Sam Wheat (Patrick Swayze) and the love of his life Molly (Demi Moore) are enjoying moving into an enormous new home where she can house her exhibit-worthy sculptures and he can relax in his sore-thumb armchair. But just as they’re getting comfortable, Sam is killed in an alley on the way home from a New York play. Molly is mortified and stricken with grief – but Sam’s ghost isn’t about to let her go.

Stuck in a form of purgatory in which he can still see the living, Sam sets out to solve his own murder while protecting Molly from the evils of the crafty money-laundering scheme that brought about his demise. While his best friend Carl Bruner (Tony Goldwyn) is mixed up in the crime, Sam desperately tries to enlist the help of spiritual adviser Oda Mae Brown (Whoopi Goldberg) for human communication – a skeptical scam artist who seems to be the only one (with “the gift”) who can actually hear him.

Although Ghost quickly distracts us with lovey-dovey banter and the unforgettably famous, oft-parodied clay-sculpting love scene (which is so erotically charged that the PG-13 rating can’t suppress the XXX vibe), there’s a morose preoccupation with death and plenty of foreshadowing to alert us of the events to follow. Sam’s transition into the world of ghosts isn’t perfect, but it’s cleverly disguised with a partial nightmare/dream sequence and out-of-body experience that doesn’t trample on the suspension of disbelief. Even the conclusion, which leads to more questions than solutions, doesn’t detract from the heartfelt love story at the heart of it all.

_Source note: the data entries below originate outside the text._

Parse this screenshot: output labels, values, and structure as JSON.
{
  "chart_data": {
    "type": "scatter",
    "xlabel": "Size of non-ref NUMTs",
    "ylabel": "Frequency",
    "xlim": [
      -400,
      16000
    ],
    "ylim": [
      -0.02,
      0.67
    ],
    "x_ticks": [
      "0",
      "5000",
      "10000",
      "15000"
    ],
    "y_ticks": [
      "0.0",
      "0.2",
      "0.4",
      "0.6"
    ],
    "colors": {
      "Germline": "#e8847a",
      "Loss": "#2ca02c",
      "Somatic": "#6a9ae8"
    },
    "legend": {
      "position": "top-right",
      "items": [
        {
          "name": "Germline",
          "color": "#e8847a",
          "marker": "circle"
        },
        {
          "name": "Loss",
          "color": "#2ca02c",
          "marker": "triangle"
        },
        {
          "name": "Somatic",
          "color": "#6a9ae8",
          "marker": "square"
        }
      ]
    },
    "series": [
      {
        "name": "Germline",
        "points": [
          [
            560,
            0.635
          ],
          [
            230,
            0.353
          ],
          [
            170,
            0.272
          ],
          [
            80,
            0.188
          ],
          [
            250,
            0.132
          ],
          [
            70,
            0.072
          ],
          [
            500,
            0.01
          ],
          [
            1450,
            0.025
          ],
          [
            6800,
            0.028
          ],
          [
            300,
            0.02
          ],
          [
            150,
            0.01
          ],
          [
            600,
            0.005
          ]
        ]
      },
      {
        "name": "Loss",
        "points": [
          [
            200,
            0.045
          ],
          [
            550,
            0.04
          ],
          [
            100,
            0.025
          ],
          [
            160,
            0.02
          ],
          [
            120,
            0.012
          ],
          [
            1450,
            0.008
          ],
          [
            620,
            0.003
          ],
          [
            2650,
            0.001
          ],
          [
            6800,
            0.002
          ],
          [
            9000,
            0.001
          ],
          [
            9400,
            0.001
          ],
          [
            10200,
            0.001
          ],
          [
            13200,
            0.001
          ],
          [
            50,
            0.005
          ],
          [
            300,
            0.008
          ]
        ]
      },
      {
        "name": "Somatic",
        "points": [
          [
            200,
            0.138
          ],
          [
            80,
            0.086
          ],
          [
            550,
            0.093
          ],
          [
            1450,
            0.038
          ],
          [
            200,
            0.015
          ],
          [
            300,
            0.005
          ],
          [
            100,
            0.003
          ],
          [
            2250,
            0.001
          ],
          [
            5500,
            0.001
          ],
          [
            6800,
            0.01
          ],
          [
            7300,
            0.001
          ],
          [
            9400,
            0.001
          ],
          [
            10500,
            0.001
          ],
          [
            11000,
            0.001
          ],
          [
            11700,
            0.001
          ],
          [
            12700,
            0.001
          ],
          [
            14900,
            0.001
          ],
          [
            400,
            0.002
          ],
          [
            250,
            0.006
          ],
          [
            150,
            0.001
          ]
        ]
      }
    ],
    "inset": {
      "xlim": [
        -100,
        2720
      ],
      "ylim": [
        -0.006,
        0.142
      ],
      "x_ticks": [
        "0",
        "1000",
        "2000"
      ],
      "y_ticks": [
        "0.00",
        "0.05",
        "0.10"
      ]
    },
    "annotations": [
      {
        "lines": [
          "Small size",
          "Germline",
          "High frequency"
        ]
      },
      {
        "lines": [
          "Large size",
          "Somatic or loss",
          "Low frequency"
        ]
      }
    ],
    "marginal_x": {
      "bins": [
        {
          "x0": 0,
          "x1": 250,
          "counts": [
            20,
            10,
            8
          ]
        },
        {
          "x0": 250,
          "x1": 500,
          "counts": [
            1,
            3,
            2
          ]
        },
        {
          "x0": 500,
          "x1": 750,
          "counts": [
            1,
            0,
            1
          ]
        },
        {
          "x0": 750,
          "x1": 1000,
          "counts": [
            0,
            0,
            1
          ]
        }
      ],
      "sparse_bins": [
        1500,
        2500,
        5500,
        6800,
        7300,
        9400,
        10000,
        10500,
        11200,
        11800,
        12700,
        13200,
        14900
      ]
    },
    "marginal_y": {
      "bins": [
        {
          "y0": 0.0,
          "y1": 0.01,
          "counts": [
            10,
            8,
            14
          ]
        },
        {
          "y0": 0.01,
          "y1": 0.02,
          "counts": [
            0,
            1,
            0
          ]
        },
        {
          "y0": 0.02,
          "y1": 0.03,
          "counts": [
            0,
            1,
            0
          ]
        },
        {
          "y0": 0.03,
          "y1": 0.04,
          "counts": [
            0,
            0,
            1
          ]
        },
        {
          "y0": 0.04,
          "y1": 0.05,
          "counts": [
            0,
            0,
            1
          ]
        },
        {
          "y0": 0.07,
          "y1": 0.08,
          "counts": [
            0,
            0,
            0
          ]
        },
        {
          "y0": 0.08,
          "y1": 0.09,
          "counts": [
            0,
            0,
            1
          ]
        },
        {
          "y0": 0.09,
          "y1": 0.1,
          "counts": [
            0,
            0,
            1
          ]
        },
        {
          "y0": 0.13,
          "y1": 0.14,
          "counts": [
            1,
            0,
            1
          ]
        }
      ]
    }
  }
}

Despite the pushy influences of good and evil, heaven and hell, and the questionable role of pseudo-purgatory, Ghost essentially works. With amusing sequences of learning to be an effective spirit (walking through doors and upsetting cats), hilarious comic-relief from Whoopi Goldberg (who won the Best Supporting Actress Oscar for her part) and convincing romance from the two leads, even Demi Moore’s frightful haircut can’t hinder the entertainment value of this highly original contemporary classic.